When asked about the action in silver specifically Embry remarked, “Let’s face it, silver needed a correction because it had gone up in almost a straight line and people were talking about parabolas and what have you. But the correction was amplified by the CFTC allowing or sponsoring five margin hikes in eight days. Every time the price was getting pounded they put in another margin hike, so anybody that was long and didn’t have extraordinarily deep pockets had to puke the position.
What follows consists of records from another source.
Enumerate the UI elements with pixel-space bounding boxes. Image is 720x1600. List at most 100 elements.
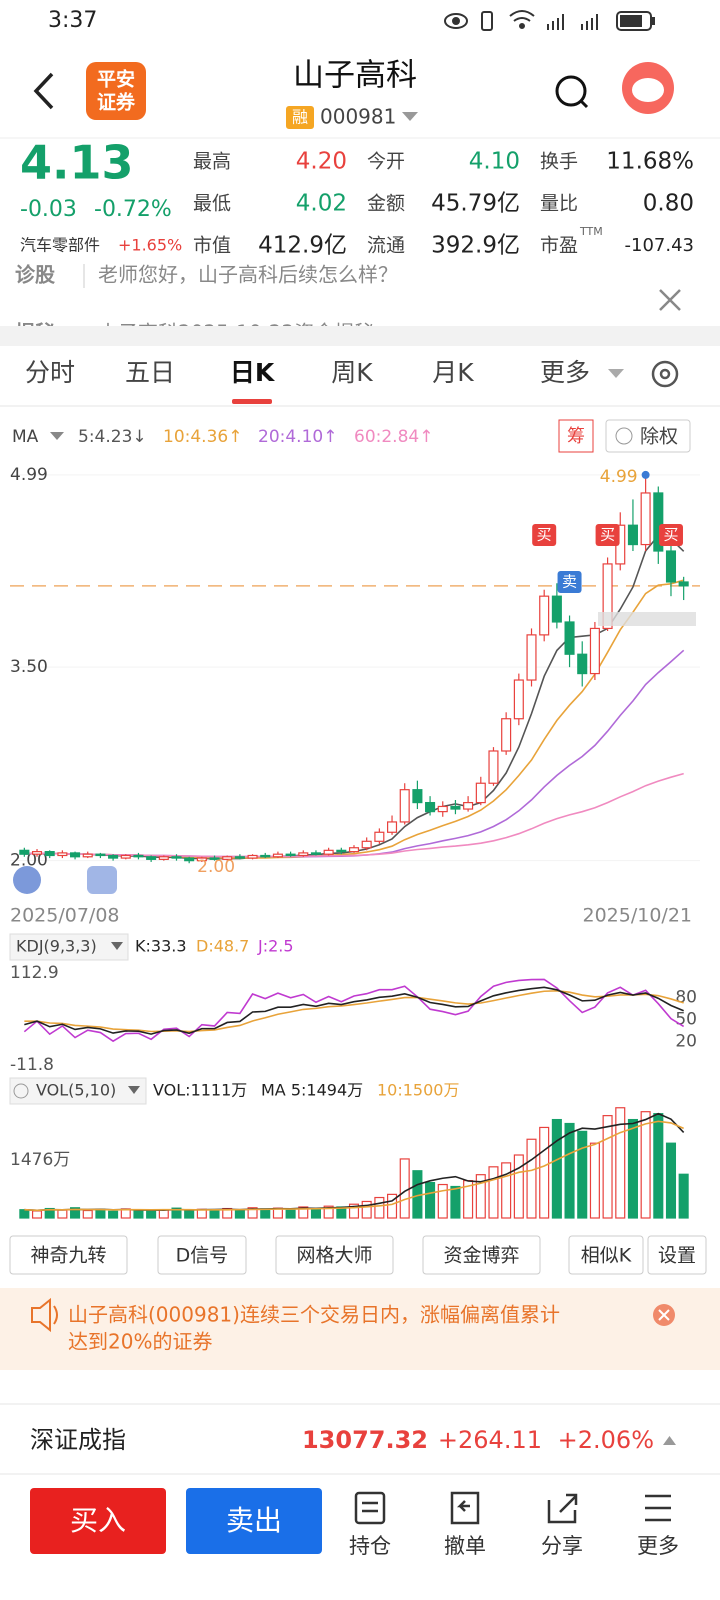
stat-label: 量比 bbox=[540, 193, 578, 215]
last-price: 4.13 bbox=[20, 136, 134, 190]
exright-button[interactable] bbox=[605, 419, 691, 453]
candle-body bbox=[488, 750, 499, 784]
volume-bar bbox=[640, 1111, 651, 1219]
action-label[interactable]: 分享 bbox=[541, 1534, 583, 1558]
kdj-label: KDJ(9,3,3) bbox=[16, 937, 97, 956]
position-icon-lines bbox=[362, 1501, 378, 1513]
alert-banner[interactable] bbox=[0, 1288, 720, 1370]
y-tick-label: 50 bbox=[675, 1009, 697, 1029]
code-dropdown[interactable] bbox=[402, 112, 418, 121]
chip-button[interactable] bbox=[558, 419, 594, 453]
volume-bar bbox=[539, 1126, 550, 1219]
index-expand[interactable] bbox=[663, 1436, 676, 1445]
tool-button[interactable] bbox=[157, 1235, 247, 1275]
y-tick-label: 80 bbox=[675, 987, 697, 1007]
sell-text: 卖出 bbox=[226, 1504, 282, 1537]
volume-bar bbox=[285, 1208, 296, 1219]
vol-selector[interactable] bbox=[9, 1077, 147, 1105]
buy-button[interactable] bbox=[30, 1488, 166, 1554]
tool-button[interactable] bbox=[275, 1235, 394, 1275]
trade-marker-text: 卖 bbox=[562, 573, 577, 591]
tool-button[interactable] bbox=[647, 1235, 707, 1275]
date-label: 2025/07/08 bbox=[10, 905, 120, 927]
volume-bar bbox=[615, 1107, 626, 1219]
candle-body bbox=[374, 831, 385, 842]
ma-label: MA bbox=[12, 427, 39, 447]
kdj-line bbox=[24, 986, 684, 1035]
back-button[interactable] bbox=[33, 72, 54, 110]
stat-value: 45.79亿 bbox=[431, 191, 520, 217]
kdj-k: K:33.3 bbox=[135, 937, 187, 956]
volume-bar bbox=[82, 1209, 93, 1219]
tool-button[interactable] bbox=[568, 1235, 644, 1275]
tab[interactable]: 五日 bbox=[125, 358, 175, 387]
stat-value: 11.68% bbox=[606, 149, 694, 175]
volume-bar bbox=[602, 1115, 613, 1219]
tool-button[interactable] bbox=[9, 1235, 128, 1275]
ma-value: 20:4.10↑ bbox=[258, 427, 337, 447]
candle-body bbox=[272, 853, 283, 858]
volume-bar bbox=[513, 1154, 524, 1219]
candle-body bbox=[285, 853, 296, 857]
candle-body bbox=[551, 595, 562, 623]
candle-body bbox=[19, 849, 30, 855]
volume-bar bbox=[57, 1209, 68, 1219]
trade-marker bbox=[532, 524, 557, 546]
stat-label: 换手 bbox=[540, 151, 578, 173]
tool-button[interactable] bbox=[422, 1235, 541, 1275]
sell-button[interactable] bbox=[186, 1488, 322, 1554]
sector-name: 汽车零部件 bbox=[20, 236, 100, 255]
price-change: -0.03 bbox=[20, 197, 77, 222]
search-button[interactable] bbox=[555, 75, 589, 109]
action-label[interactable]: 持仓 bbox=[349, 1534, 391, 1558]
candle-body bbox=[475, 782, 486, 804]
volume-bar bbox=[31, 1210, 43, 1219]
kdj-dropdown bbox=[111, 942, 123, 950]
tab[interactable]: 分时 bbox=[25, 358, 75, 387]
candle-body bbox=[247, 854, 258, 859]
nav-left[interactable] bbox=[13, 866, 41, 894]
tool-text: D信号 bbox=[176, 1245, 229, 1267]
candle-body bbox=[627, 524, 638, 546]
trade-marker-text: 买 bbox=[663, 526, 678, 544]
kdj-line bbox=[23, 978, 685, 1043]
tab-dropdown bbox=[608, 369, 624, 378]
volume-bar bbox=[247, 1207, 258, 1219]
volume-bar bbox=[425, 1181, 436, 1219]
action-label[interactable]: 更多 bbox=[637, 1534, 679, 1558]
volume-bar bbox=[450, 1185, 461, 1219]
stat-value: -107.43 bbox=[625, 235, 694, 256]
ma-value: 60:2.84↑ bbox=[354, 427, 433, 447]
volume-bar bbox=[361, 1200, 372, 1219]
action-label[interactable]: 撤单 bbox=[444, 1534, 486, 1558]
volume-bar bbox=[70, 1207, 81, 1219]
candle-body bbox=[361, 840, 372, 849]
volume-bar bbox=[310, 1207, 322, 1219]
nav-zoom[interactable] bbox=[87, 866, 117, 894]
cost-band bbox=[598, 612, 696, 626]
candle-body bbox=[463, 801, 474, 810]
tab[interactable]: 日K bbox=[230, 358, 276, 387]
volume-bar bbox=[653, 1113, 664, 1219]
volume-bar bbox=[171, 1207, 182, 1219]
stat-label: 今开 bbox=[367, 151, 405, 173]
tab[interactable]: 更多 bbox=[540, 358, 590, 387]
news-strip[interactable] bbox=[0, 262, 720, 330]
kdj-d: D:48.7 bbox=[196, 937, 249, 956]
candle-body bbox=[577, 653, 588, 675]
vol-ma10: 10:1500万 bbox=[377, 1081, 459, 1100]
kdj-selector[interactable] bbox=[9, 933, 129, 961]
ma-dropdown[interactable] bbox=[50, 432, 64, 440]
tab[interactable]: 月K bbox=[432, 358, 474, 387]
volume-bar bbox=[551, 1118, 562, 1219]
share-icon bbox=[547, 1493, 578, 1524]
candle-body bbox=[437, 805, 448, 813]
candle-body bbox=[234, 856, 245, 859]
alert-icon bbox=[31, 1297, 58, 1333]
news-close[interactable] bbox=[659, 289, 681, 311]
chart-settings[interactable] bbox=[651, 360, 679, 388]
tab[interactable]: 周K bbox=[331, 358, 373, 387]
index-change: +264.11 bbox=[438, 1426, 542, 1454]
candle-body bbox=[184, 857, 195, 862]
stat-value: 0.80 bbox=[643, 191, 694, 217]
But I think the most interesting comment someone said was, ‘You know in the long-term move in silver this will look like the blip in the ’87 stock market crash.’ Then, as you know, they killed it (stocks) in ’87 and the stock market proceeded to go up 5 or 6 fold. I think silver will do exactly the same thing. It’s irritating if you’re long on margin because you are going to get kicked out of the position, but if you know the game, it was just another opportunity to get some cheap silver.”

When asked if there was still tightness in the silver market Embry replied, “As far as what we look at, my partner Eric Sprott, he thinks the market is extraordinarily tight. I think one thing people are underestimating is the investment demand. This is being triggered by the high gold price which is driving the little guy into silver for the simple reason that he can’t handle how much it costs to get an exposure in gold, so he buys silver.
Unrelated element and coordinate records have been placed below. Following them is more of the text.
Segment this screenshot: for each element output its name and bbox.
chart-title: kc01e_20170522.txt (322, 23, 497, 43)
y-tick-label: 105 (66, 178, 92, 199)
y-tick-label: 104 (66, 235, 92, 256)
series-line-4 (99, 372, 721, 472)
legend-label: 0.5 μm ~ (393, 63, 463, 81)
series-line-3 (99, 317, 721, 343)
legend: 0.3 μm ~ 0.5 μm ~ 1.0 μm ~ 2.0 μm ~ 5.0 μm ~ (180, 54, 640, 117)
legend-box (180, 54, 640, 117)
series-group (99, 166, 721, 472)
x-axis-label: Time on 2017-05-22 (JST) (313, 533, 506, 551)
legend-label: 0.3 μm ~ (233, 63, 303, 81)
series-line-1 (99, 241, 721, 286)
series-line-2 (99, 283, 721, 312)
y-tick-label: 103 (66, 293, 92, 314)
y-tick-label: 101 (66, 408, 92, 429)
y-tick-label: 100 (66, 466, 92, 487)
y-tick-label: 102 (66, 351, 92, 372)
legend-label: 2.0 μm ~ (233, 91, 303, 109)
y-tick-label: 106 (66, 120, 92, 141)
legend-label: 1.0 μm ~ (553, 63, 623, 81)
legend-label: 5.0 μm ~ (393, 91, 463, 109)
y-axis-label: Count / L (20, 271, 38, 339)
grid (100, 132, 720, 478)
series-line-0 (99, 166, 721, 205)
So I think this will be an ongoing phenomena and when you put that together with the strong industrial demand, the two together will drive silver much higher. I think the optimists that are talking about the gold/silver ratio declining to historical lows of 10 to 15 times could well be right, and given where I think gold is going, I mean that has an enormous upside potential for silver.

...Well let’s say gold goes to $2,500 which I don’t think is an outrageous statement in the face of what is going on, and the gold silver ratio falls to 20 to 1, well that puts silver at $125...People that were top-calling in silver and gloating when it got taken to the cleaners, I don’t really think they really understand the dynamics of the market.”

When asked if he thought James Turk was correct in his KWN interview where he discussed this summer possibly being a repeat of 29 years ago when gold had a massive upside move Embry said, “Absolutely, and the fact that everybody is sort of trying to put a seasonal spin on this that gold is sort of weak...I think they could get blindsided and that James Turk could be very right on that call.”